Un enjeu méconnu de la spiritualité médiévale est illustré dans nos régions par les efforts déployés par la féodalité pour fixer des abbayes et des prieurés afin d’y reposer un jour. Nous avons déjà évoqué dans ces pages le cas du prieuré de Drevant, probable première nécropole de la famille de Charenton. Un examen rapide de quelques autres fondations monastiques illustre l’importance du phénomène à partir de l’an 1000.
Certes, il serait inapproprié de résumer l’attachement de la chevalerie à ses monastères à un simple projet funéraire. Les abbayes accueillaient une partie de la jeunesse seigneuriale et prenaient parfois en charge ses vieillards dépendants. Les dons consentis à Dieu participaient pour beaucoup à l’élan rédempteur de cette société d’hommes d’armes qui cherchait ses repères entre le Bien et le Mal. Des liens familiaux unissaient les chevaliers et les moines. La tombe était la dernière étape de ce cheminement commun entre les deux sociétés, celle qui combattait et celle qui priait.

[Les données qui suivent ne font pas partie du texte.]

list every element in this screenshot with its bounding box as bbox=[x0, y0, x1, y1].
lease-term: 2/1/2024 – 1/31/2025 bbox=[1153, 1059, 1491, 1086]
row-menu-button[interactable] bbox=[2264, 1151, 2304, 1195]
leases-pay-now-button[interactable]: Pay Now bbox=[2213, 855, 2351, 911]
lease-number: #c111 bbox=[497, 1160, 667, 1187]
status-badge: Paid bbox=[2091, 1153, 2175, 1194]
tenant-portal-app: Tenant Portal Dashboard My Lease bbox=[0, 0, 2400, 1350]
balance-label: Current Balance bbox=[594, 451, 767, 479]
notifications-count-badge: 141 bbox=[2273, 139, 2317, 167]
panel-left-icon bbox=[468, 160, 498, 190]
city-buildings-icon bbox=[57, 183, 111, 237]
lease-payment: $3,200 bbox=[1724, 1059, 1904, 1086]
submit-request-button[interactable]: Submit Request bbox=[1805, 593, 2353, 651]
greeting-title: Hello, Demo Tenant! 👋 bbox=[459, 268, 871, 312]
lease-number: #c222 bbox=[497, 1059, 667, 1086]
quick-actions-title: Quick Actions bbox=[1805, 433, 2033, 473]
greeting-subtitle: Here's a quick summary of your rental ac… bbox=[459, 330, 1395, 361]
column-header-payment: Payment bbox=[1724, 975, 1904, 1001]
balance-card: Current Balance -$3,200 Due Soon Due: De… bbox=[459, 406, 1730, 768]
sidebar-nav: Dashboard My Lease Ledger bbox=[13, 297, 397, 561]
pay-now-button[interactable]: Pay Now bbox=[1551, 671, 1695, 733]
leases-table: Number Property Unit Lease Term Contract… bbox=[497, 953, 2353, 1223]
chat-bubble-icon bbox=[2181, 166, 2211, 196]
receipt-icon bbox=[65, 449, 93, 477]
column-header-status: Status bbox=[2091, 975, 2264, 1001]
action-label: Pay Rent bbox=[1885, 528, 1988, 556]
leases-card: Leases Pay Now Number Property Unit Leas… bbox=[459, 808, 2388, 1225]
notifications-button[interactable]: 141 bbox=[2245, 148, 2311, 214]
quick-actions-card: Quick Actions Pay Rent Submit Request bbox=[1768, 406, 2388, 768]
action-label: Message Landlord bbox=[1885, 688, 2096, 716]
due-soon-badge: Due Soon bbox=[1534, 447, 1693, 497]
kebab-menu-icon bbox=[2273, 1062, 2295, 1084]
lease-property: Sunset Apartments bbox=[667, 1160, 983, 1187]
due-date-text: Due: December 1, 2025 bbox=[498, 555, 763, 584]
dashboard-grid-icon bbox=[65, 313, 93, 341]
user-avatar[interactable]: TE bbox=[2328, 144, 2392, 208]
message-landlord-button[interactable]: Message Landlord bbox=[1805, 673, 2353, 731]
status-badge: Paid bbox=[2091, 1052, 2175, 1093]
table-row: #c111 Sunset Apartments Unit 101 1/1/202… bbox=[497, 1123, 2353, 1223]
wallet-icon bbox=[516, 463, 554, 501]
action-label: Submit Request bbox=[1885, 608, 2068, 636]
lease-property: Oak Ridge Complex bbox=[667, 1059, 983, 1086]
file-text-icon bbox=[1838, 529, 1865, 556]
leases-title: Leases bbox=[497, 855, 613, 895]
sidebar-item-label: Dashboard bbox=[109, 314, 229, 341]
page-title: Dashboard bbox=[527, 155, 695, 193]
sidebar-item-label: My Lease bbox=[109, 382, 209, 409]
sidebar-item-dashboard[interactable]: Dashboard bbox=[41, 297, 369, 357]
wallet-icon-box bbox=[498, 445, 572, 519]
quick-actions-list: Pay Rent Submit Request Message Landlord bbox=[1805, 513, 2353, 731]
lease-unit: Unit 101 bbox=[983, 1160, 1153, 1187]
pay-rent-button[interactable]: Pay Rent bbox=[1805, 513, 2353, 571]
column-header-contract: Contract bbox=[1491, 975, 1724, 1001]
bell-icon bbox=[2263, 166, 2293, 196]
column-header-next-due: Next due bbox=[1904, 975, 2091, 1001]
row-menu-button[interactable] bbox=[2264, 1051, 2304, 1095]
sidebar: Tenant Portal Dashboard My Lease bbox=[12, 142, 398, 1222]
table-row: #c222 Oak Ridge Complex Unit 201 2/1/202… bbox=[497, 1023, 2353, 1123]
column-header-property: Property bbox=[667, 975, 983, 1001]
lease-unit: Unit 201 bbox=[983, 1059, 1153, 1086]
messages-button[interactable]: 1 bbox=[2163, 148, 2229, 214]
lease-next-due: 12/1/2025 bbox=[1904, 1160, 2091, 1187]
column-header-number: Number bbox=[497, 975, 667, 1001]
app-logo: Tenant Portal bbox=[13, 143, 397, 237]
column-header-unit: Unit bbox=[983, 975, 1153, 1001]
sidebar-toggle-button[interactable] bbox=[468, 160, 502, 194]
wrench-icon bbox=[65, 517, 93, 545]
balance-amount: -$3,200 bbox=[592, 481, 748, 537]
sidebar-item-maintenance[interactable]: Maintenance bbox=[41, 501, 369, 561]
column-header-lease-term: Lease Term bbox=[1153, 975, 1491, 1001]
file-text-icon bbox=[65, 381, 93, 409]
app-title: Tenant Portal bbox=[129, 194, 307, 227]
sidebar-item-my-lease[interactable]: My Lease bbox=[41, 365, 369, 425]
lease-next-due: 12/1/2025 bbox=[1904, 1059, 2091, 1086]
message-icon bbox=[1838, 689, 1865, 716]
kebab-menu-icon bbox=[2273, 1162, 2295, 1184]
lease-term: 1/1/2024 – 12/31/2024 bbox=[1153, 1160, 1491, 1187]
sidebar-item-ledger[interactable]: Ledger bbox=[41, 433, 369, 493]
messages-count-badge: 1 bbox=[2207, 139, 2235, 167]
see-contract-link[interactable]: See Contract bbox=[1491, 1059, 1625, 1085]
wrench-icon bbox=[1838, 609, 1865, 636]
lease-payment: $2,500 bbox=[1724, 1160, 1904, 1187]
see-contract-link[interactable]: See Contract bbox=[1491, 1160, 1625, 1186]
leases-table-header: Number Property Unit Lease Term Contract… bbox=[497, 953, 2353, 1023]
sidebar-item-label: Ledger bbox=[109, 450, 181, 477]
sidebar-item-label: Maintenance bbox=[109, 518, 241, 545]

Très tôt, les chevaliers berrichons cherchent dans le paysage religieux de leur temps les moyens d’attirer sur leurs terres des ordres monastiques acceptant parmi les sépultures de leurs frères ou de leurs sœurs les dépouilles laïques. Les sires de Bourbon se tournent vers la Bourgogne et Cluny pour fonder à Souvigny le prieuré qui accueillera leurs défunts. Huriel, isolé, favorise la renaissance de la Chapelaude, prieuré de l’abbaye de Saint-Denis, en Île-de-France, quelques décennies plus tard. Les seigneurs de la région de Lignières, Adalard Guillebaud en tête, offrent à Robert d’Arbrissel et à ses fontevristes la terre d’Orsan sur laquelle est bâti un prieuré (l’abbaye de Chezal-Benoît ne pouvait ouvrier son espace sépulcral aux tombes de laïcs). L’arrivée des cisterciens élargie les choix offerts à une féodalité en pleine expansion démographique et économique de se joindre à cette tradition reçue des plus anciennes familles régionales: Noirlac pour les Charenton, Fontmorigny pour les Montfaucon, Les Pierres pour les Guillebaud ouvrent leurs cimetières et leurs murs aux dépouilles mortelles de leurs bienfaiteurs, garantissant à ces derniers le récit de prières jusqu’à ”la consummation des siècles, pour le remède de leurs âmes”, selon les belles formules de l’époque.